Let’s think about the difference between the black market for heroin and the black market for prostitution. On the one hand, we have harsh laws against heroin, but they aren’t succeeding and we have some bad side effects. On the other hand, we have prostitution, which is illegal in most places but is treated like a traffic offense. We have basically given up trying to abolish prostitution, and maybe that makes sense. It would probably be a terrible idea to fill up our prisons with prostitutes and their customers.
So how would you apply this thinking to heroin?
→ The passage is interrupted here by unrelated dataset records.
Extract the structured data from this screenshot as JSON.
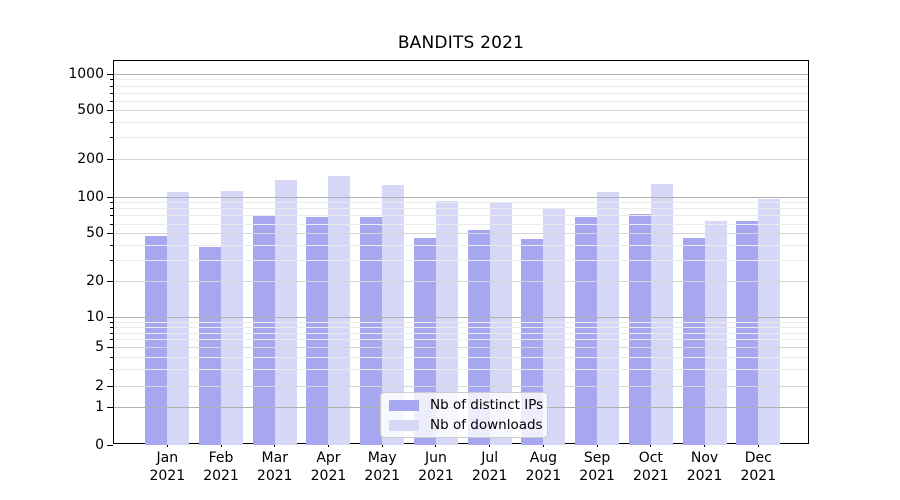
{
  "title": "BANDITS 2021",
  "chart_data": {
    "type": "bar",
    "title": "BANDITS 2021",
    "xlabel": "",
    "ylabel": "",
    "y_scale": "symlog",
    "ylim": [
      0,
      1300
    ],
    "grid": "both, drawn above bars",
    "legend_position": "inside lower-center",
    "y_ticks": [
      0,
      1,
      2,
      5,
      10,
      20,
      50,
      100,
      200,
      500,
      1000
    ],
    "categories": [
      {
        "month": "Jan",
        "year": "2021"
      },
      {
        "month": "Feb",
        "year": "2021"
      },
      {
        "month": "Mar",
        "year": "2021"
      },
      {
        "month": "Apr",
        "year": "2021"
      },
      {
        "month": "May",
        "year": "2021"
      },
      {
        "month": "Jun",
        "year": "2021"
      },
      {
        "month": "Jul",
        "year": "2021"
      },
      {
        "month": "Aug",
        "year": "2021"
      },
      {
        "month": "Sep",
        "year": "2021"
      },
      {
        "month": "Oct",
        "year": "2021"
      },
      {
        "month": "Nov",
        "year": "2021"
      },
      {
        "month": "Dec",
        "year": "2021"
      }
    ],
    "series": [
      {
        "name": "Nb of distinct IPs",
        "color": "#a7a7ef",
        "values": [
          48,
          39,
          70,
          69,
          69,
          46,
          54,
          45,
          68,
          72,
          46,
          64
        ]
      },
      {
        "name": "Nb of downloads",
        "color": "#d7d7f8",
        "values": [
          109,
          111,
          136,
          148,
          125,
          92,
          91,
          80,
          110,
          127,
          64,
          96
        ]
      }
    ]
  },
  "colors": {
    "axis": "#000000",
    "grid_major": "#b0b0b0",
    "grid_mid": "#d6d6d6",
    "grid_minor": "#ebebeb"
  }
}
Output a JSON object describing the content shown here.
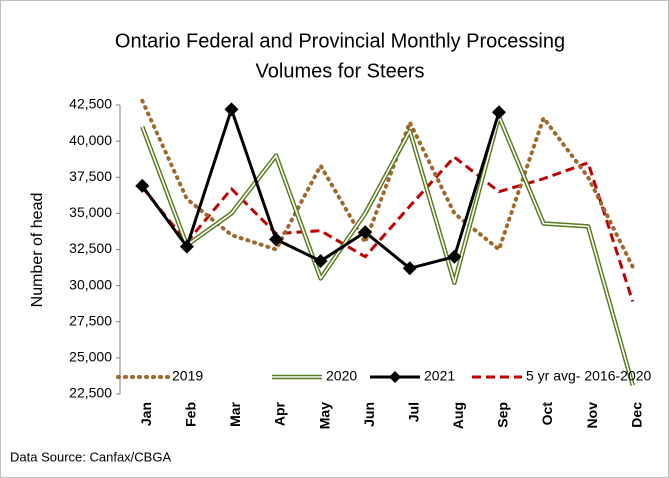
{
  "chart_data": {
    "type": "line",
    "title": [
      "Ontario Federal and Provincial Monthly Processing",
      "Volumes for Steers"
    ],
    "y_label": "Number of head",
    "source": "Data Source: Canfax/CBGA",
    "categories": [
      "Jan",
      "Feb",
      "Mar",
      "Apr",
      "May",
      "Jun",
      "Jul",
      "Aug",
      "Sep",
      "Oct",
      "Nov",
      "Dec"
    ],
    "series": [
      {
        "name": "2019",
        "color": "#a0682d",
        "style": "dotted",
        "values": [
          42800,
          36000,
          33500,
          32500,
          38300,
          33000,
          41300,
          35000,
          32500,
          41600,
          37500,
          31300
        ]
      },
      {
        "name": "2020",
        "color": "#5a7a1e",
        "style": "double",
        "values": [
          41000,
          32800,
          35000,
          39000,
          30500,
          35000,
          40700,
          30200,
          41700,
          34300,
          34100,
          23100
        ]
      },
      {
        "name": "2021",
        "color": "#000000",
        "style": "solid-diamond",
        "values": [
          36900,
          32700,
          42200,
          33200,
          31700,
          33700,
          31200,
          32000,
          42000,
          null,
          null,
          null
        ]
      },
      {
        "name": "5 yr avg- 2016-2020",
        "color": "#c00000",
        "style": "dashed",
        "values": [
          36800,
          33000,
          36700,
          33600,
          33800,
          32000,
          35500,
          38900,
          36500,
          37400,
          38500,
          28900
        ]
      }
    ],
    "ylim": [
      22500,
      42500
    ],
    "yticks": [
      {
        "value": 22500,
        "label": "22,500"
      },
      {
        "value": 25000,
        "label": "25,000"
      },
      {
        "value": 27500,
        "label": "27,500"
      },
      {
        "value": 30000,
        "label": "30,000"
      },
      {
        "value": 32500,
        "label": "32,500"
      },
      {
        "value": 35000,
        "label": "35,000"
      },
      {
        "value": 37500,
        "label": "37,500"
      },
      {
        "value": 40000,
        "label": "40,000"
      },
      {
        "value": 42500,
        "label": "42,500"
      }
    ],
    "legend": "bottom"
  }
}
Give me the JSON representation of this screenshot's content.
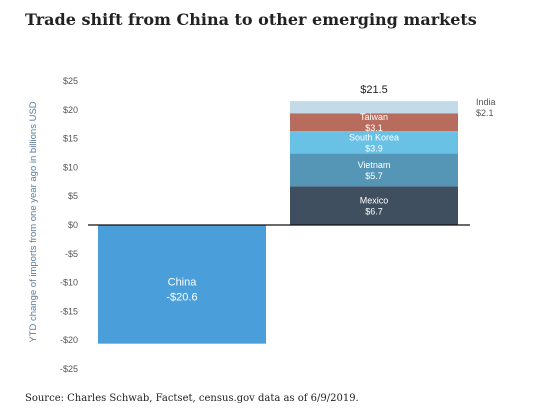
{
  "title": "Trade shift from China to other emerging markets",
  "source": "Source: Charles Schwab, Factset, census.gov data as of 6/9/2019.",
  "chart_data": {
    "type": "bar",
    "ylabel": "YTD change of imports from one year ago  in billions USD",
    "ylim": [
      -25,
      25
    ],
    "yticks": [
      {
        "value": 25,
        "label": "$25"
      },
      {
        "value": 20,
        "label": "$20"
      },
      {
        "value": 15,
        "label": "$15"
      },
      {
        "value": 10,
        "label": "$10"
      },
      {
        "value": 5,
        "label": "$5"
      },
      {
        "value": 0,
        "label": "$0"
      },
      {
        "value": -5,
        "label": "-$5"
      },
      {
        "value": -10,
        "label": "-$10"
      },
      {
        "value": -15,
        "label": "-$15"
      },
      {
        "value": -20,
        "label": "-$20"
      },
      {
        "value": -25,
        "label": "-$25"
      }
    ],
    "grid": false,
    "bars": [
      {
        "name": "China",
        "value": -20.6,
        "value_label": "-$20.6",
        "color": "#4a9fdb"
      },
      {
        "total_label": "$21.5",
        "stack": [
          {
            "name": "Mexico",
            "value": 6.7,
            "value_label": "$6.7",
            "color": "#3f4f5f"
          },
          {
            "name": "Vietnam",
            "value": 5.7,
            "value_label": "$5.7",
            "color": "#5596b7"
          },
          {
            "name": "South Korea",
            "value": 3.9,
            "value_label": "$3.9",
            "color": "#69c1e6"
          },
          {
            "name": "Taiwan",
            "value": 3.1,
            "value_label": "$3.1",
            "color": "#b86c5e"
          },
          {
            "name": "India",
            "value": 2.1,
            "value_label": "$2.1",
            "color": "#c3dbe8",
            "label_outside": true
          }
        ]
      }
    ]
  }
}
We have an opioid epidemic and we are not dealing with it effectively. Incarceration isn’t working. One of the costs of the opioid epidemic has been a rash of premature, avoidable deaths. Some of my Stanford colleagues recently wrote an excellent paper arguing the need to increase treatment of addiction. It’s worth noting that many people become addicted to heroin after first being prescribed opioid painkillers. These aren’t people who we would normally consider criminals, and medical treatment is likely to be easier to organize if we stop treating them as criminals. That’s the main attraction of possibly decriminalizing heroin, as part of a shift of emphasis from incarceration to treatment.
Meanwhile, some cities already have clean-needle exchanges, to prevent the spread of HIV and other diseases. Safe-injection facilities, which can help prevent overdoses, are coming into play in Europe and Canada. In this particular market, I think it’s time to focus on harm reduction. If we’re going to have heroin addicts for a long time to come, can we come up with a way that fewer of them die?